- Occupation: Privateer
- Years active: 1704-1707
- Known for: Attacking the largest ships he could find
- Piratical career
- Base of operations: New England
- Commands: New York Galley Sea Flower Swallow

= Regnier Tongrelow =

Regnier Tongrelow (fl. 1704-1707) was a prolific privateer who operated out of New England. He captured a large number of ships over a short career, sending most back to New York, and was known for attacking the largest ships he could find.

==History==

Thought to be French or Dutch, Tongrelow took advantage of privateering opportunities sparked by Queen Anne's War. He is first recorded privateering in early 1704 when he was wounded while capturing several ships near Curacao, which he sent back to Rhode Island to be condemned. Another prize ship he sent back to New England appeared to locals to be a French privateer and was nearly attacked; the privateer prize crew jumped overboard and swam ashore, leading to suspicions that Tongrelow might have verged into piracy.

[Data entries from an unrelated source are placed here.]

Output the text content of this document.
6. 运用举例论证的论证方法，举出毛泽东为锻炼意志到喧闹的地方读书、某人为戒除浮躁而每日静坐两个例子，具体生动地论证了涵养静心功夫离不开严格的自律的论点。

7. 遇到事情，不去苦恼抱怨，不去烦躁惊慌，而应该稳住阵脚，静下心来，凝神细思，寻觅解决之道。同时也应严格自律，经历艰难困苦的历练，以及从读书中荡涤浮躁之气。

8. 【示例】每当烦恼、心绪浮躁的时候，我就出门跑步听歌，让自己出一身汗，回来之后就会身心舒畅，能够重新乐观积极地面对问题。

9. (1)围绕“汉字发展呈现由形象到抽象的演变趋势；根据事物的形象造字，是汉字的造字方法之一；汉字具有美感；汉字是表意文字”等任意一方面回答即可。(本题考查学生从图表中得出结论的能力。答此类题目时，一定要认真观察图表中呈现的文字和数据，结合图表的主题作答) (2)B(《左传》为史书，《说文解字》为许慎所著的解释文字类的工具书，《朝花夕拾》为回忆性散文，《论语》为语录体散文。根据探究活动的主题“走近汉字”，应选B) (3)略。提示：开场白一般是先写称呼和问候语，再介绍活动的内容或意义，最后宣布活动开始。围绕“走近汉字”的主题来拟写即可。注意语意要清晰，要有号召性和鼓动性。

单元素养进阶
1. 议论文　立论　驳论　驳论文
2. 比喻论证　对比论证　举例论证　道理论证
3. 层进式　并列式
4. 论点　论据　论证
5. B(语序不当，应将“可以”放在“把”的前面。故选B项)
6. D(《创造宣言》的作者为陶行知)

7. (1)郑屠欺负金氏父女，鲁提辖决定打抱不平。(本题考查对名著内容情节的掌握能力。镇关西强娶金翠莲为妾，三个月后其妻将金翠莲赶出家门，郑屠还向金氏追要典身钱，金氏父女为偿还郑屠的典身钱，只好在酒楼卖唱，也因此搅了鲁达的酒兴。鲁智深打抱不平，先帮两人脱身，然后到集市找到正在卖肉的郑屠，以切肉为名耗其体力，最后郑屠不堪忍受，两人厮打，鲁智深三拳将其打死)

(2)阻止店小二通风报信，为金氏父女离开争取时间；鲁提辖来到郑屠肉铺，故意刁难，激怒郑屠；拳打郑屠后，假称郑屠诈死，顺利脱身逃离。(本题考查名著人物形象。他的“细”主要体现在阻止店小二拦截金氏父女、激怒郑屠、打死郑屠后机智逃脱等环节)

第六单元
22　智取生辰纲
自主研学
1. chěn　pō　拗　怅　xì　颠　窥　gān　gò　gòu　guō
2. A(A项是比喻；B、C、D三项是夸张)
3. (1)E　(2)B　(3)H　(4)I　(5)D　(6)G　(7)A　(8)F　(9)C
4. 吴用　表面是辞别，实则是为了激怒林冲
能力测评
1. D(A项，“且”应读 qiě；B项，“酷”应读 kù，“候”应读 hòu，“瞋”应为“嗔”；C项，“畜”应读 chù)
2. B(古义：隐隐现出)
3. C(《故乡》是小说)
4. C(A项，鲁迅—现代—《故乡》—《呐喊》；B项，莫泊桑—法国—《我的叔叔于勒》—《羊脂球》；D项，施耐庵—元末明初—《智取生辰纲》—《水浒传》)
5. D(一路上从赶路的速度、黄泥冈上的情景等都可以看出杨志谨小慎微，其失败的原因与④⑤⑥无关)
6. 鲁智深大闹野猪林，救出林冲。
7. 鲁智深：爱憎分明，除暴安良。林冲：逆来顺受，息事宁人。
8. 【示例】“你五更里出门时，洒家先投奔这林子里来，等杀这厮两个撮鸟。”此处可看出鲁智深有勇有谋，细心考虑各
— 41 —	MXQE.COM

Tongrelow's sloop Swallow was reclaimed by its owners late in 1704, so he returned to New York before sailing out again in command of the sloop Sea Flower, which was lost at sea in early 1705. Tongrelow survived and reclaimed much of the loot he'd collected. In September he purchased a 200-ton, 18-gun ship and named it New York Galley, manning it with 120 sailors. Fellow privateers Adrian Claver and Thomas Penniston had meanwhile returned to port with a Spanish prize; Penniston, after repairing his own ship Setty, agreed to sail as Tongrelow's consort. They were joined by Nat Burches, whose small 27-man sloop served as the fleet's tender.

They set out that December alongside Otto Van Tuyl, who had taken command of Claver's ship Castel del Rey; on the way out of New York's harbor Van Tuyl's ship ran aground and was destroyed, killing him, while the others evaded worsening weather and sailed to the Caribbean. Raiding out of Bermuda and Barbados in early 1706, Penniston took several small vessels before he and Tongrelow captured most of a French convoy out of Petit-Goave.

In July 1706 Burches in his tiny vessel attacked a huge 600-ton, 24-gun, 250-man Spanish ship. Thanks to several lucky cannon shots the Spanish ship was forced to retreat and beached itself to escape. Burches told Tongrelow about the encounter, who tried unsuccessfully to find the vulnerable ship. Burches later found it himself and forced the Spaniards to relinquish all their rum and wine. Shortly afterwards, Penniston attacked two ships at once but was forced to retreat. He lost an arm in the fight and the Setty was badly damaged; it foundered and sank with all hands lost before reaching port.

Tongrelow joined with Dutch and Jamaican privateers to attack another convoy in September 1706, again capturing the largest opponent (Monserrat Merchant) himself, which he accompanied back to New York. He departed for another cruise in January 1707 alongside Burches. That April Tongrelow engaged a 36-gun, 160-man French ship off Hispaniola but was forced to retreat to Bonaire after several hours. After repairing his ship he raided off Havana, whose Governor sent two armed sloops in August to capture him; he in turn captured both. The exasperated Governor then assembled a three-ship flotilla to capture Tongrelow, who escaped, though Burches may have been lost in the area when he failed to make a planned rendezvous. Tongrelow's further activities are not recorded; he may have retired, as the New York Galley was soon noted under the command of a Captain Hardy.

==See also==
- War of Spanish Succession – the European conflict which spilled into the Americas as “Queen Anne’s War.”